Published:  30 August, 2023

Harpers’ latest survey canvassed the UK’s independent retailers to ask which cost pressures are affecting them most and to what extent. Now, the results are in – and we can the report that price rises have become a necessary evil for the majority of businesses.

The duty hikes, which came into effect on 1 August, carry serious implications for all parts of the UK alcohol industry. Large and small, both off-premise and on, the increase of £0.44 per 75cl bottle of wine between 11.5% and 14.5% will hurt both consumers and businesses alike, at a time when the UK economy is suffering from an usually complex and challenging mix of pressures.

As Harpers revealed in a recent story however, independent merchants, long considered the backbone of the quality drinks trade in the UK, were woefully underrepresented among those consulted by government over the duty changes now hitting businesses.

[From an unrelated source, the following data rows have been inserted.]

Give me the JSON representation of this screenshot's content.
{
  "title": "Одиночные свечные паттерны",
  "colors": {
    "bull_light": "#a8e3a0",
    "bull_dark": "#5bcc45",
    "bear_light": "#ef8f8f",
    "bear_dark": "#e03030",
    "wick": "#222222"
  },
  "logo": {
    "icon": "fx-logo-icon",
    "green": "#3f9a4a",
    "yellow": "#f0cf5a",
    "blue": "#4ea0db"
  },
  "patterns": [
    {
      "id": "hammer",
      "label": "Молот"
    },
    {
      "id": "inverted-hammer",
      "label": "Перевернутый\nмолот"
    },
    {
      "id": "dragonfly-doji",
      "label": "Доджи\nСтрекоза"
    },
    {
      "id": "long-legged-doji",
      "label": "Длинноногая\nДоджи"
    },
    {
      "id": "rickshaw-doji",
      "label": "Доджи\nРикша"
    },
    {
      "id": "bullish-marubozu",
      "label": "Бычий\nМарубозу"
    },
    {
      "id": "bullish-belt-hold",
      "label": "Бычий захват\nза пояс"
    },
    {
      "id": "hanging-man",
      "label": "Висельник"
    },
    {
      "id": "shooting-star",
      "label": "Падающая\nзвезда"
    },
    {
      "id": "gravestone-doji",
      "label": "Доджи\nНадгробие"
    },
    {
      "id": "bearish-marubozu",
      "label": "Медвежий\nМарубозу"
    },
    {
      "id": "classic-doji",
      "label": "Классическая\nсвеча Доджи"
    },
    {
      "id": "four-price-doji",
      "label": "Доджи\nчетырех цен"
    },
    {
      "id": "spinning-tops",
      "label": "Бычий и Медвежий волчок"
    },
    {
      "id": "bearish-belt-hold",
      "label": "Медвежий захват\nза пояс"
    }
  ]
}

With pressures coming from all angles – and staffing, energy and logistics costs in there, too – it comes as little to no surprise that a vast majority of retailers have had to put up their prices. As our survey shows, over 50% of businesses report prices going up already, while the majority of respondents in the ‘other’ category said that prices would be going up once new stock comes in.

According to our data, RRP has risen by approximately £1 for wine and by up to £2 for spirits for the majority of both categories. While this may come as no surprise to the trade however, it will come as a surprise to most consumers, who were largely unaware of hikes before they landed on 1 August.

From comments gathered across the nation’s independent retailers, it is clear that duty is indeed leading the squeeze, while sitting shoulder to shoulder with inflationary pressures and the cost-of-living crisis.

One respondent made the claim that “The government has failed independent wine business considerably post-Covid. Inflation is crippling everyone’s spend and drinkers of wine.”

Another said that a panoply of pressures, spanning the cost of living (impacting consumer spend), duty (and knock-on increases), inflation (pushing up prices for businesses), staffing, energy costs, issues associated with shipping and logistics are “all impacting sales. It is unusual to have so many factors conspiring at the same time”.

“The drop-off in customer confidence is most worrying – the duty increase is just another blow on top of that,” a third said.

As ever, indie retailers are doing what they do best in times of crisis: leaning on their quality offer, while also demonstrating their trademark resilience. Many respondents admitted they are working with producers to lower abv of products, while striving as much as possible, not to lower the bar on quality at the same time.

From the results, there does appear to be a lack of optimism going into Christmas. The majority of respondents either stated that December will be ‘worse’ or ‘about the same’ as last year. As we adjust to the ‘new normal’ on duty however, perhaps things will ease slightly. In the meantime, let’s hope that the last few weeks of summer continue to deliver better weather, both in terms of sunny days and consumer spend.